Il n’avait que 5 ans. Pendant cinq jours, il a uni la planète toute entière autour de lui en suscitant une très grande émotion. Il a mis son pays, le Maroc, au centre du monde et nous a placés, nous Marocaines et Marocains, face à nous-mêmes et à notre conscience. Coincés dans une bulle à Casablanca, Rabat, Tanger ou Marrakech, nous aurions aimé soulever des montagnes (chose qui a été faite par les secouristes) pour sauver Rayan, l’âme innocente que nous avons tous adopté comme s’il était notre propre enfant.
Ce douloureux incident a été suivi de très près par SM le Roi, le père de la nation, qui a donné ses hautes instructions aux autorités concernées pour déployer tous les efforts possibles et nécessaires pour sauver l’enfant. Une initiative saluée par le monde entier.

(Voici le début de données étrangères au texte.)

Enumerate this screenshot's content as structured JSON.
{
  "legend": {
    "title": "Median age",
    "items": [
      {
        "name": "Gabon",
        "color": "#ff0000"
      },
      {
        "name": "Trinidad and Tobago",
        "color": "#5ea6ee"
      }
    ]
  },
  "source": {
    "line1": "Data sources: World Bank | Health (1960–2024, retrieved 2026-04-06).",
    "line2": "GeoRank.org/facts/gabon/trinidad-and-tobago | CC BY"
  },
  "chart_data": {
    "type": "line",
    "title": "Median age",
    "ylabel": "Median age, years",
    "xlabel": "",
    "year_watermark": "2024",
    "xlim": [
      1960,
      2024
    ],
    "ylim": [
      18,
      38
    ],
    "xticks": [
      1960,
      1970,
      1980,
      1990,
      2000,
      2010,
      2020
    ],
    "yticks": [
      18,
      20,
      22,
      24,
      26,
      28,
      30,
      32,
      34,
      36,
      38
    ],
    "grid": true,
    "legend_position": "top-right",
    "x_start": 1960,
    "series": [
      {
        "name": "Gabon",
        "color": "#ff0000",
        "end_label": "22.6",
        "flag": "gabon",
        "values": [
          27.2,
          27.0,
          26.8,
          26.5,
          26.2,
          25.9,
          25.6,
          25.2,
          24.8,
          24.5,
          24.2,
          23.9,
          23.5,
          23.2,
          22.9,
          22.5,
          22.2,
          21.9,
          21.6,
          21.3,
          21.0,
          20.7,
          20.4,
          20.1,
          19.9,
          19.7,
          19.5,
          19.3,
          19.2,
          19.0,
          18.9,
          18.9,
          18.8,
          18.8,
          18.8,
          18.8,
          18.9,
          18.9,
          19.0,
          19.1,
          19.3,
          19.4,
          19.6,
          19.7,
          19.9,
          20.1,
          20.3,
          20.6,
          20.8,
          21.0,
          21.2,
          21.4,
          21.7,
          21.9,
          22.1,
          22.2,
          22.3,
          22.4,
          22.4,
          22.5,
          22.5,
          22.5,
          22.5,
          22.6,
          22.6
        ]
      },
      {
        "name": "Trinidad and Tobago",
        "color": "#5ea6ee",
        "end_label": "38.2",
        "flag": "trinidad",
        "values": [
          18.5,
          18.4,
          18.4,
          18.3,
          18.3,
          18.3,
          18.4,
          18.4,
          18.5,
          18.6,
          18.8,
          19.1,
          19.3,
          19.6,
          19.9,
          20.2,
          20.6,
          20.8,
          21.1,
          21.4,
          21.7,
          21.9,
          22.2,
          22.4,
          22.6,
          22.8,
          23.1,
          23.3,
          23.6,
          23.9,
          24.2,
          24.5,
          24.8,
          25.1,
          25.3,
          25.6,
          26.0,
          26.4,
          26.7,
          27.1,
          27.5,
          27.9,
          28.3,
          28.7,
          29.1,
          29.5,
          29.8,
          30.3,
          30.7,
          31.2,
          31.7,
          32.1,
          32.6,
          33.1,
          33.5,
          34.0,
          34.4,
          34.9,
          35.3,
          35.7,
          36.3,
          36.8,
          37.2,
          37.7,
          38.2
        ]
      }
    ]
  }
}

Ce drame nous a aussi rappelé des vérités que nous avons tendance à cacher avec des œillères. Dans les grandes villes, tout est à portée de main ou presque : l’eau courante est un réflexe, l’électricité une évidence et manger à sa faim… la normalité. C’est le pays dans lequel nous vivons aujourd’hui, un pays dont le développement impressionne depuis une vingtaine d’années. Autoroutes, TGV, fibre optique, Malls et enseignes internationales de fast-food et de mode font partie de notre quotidien. Nous n’avons pratiquement rien à envier aux métropoles internationales… Mais Rayan nous a rappelé qu’une grande partie de nos concitoyens vit toujours dans une autre époque. Dans cette partie du Maroc profond, les besoins sont énormes et les insuffisances sont encore criantes. Une grande partie de la population n’a pas accès à l’eau, une denrée précieuse parce qu’elle est rare. L’école et la santé sont défaillantes ; l’habitat et les routes souffrent d’une grave carence. Ici, les enfants sont livrés à eux-mêmes. La pauvreté, conjuguée à l’ignorance, continue d’alimenter ce cycle de reproduction du sous-développement dans un environnement où les mentalités sont restées figées.
La réalité nous a heurté de plein fouet. Nous nous sommes, toutes et tous vus enfants enfermés dans une cavité à 32 mètres de profondeur avec la peur et la claustrophobie de notre conscience collective. Celle d’avoir à vivre avec la souffrance de l’enfant à qui nous nous sommes identifiés et que nous, pauvres mortels que nous sommes, étions incapables de sauver.
Quel trouble dissociatif de l’identité !
L’humanité qui vit en chacun de nous a finalement triomphé. Nous avons tous prié pour que cette âme innocente soit sauvée. Ce fût un élan de solidarité sans précèdent qui a réuni des millions de personnes de par le monde ; du pape François au footballeur Ronaldo en passant par des personnalités influentes et des anonymes de contrées lointaines. Tous ont prié pour sauver Rayan, le Marocain. Mais, il n’a pas survécu et le monde a pleuré.
Aujourd’hui, cette triste et néanmoins belle histoire doit continuer à nous inspirer. Gardons Rayan dans notre cœur et sauvons les milliers de Rayan qui ont besoin de notre engagement véritable afin de sortir nos campagnes du cercle vicieux de l’ignorance et de la pauvreté.
Des efforts énormes ont été fournis pour arrimer cette partie du pays à la locomotive du développement. Mais, l’État seul ne peut pas tout faire. Le temps est venu de mobiliser davantage les forces vives de la nation pour créer et pérenniser cette chaine de solidarité qui caractérise le peuple marocain. Il est urgent de donner un nouvel élan à l’esprit associatif, engagé et responsable. Fournir aussi les moyens nécessaires aux associations déjà actives sur le terrain pour qu’elles puissent contribuer de manière concrète et significative au développement du pays, et apporter leur soutien aux personnes pénalisées par la géographie et l’oubli.
Ce sera là le meilleur Adieu à faire à cet enfant et il ne sera pas mort mais vivant pour l’éternité.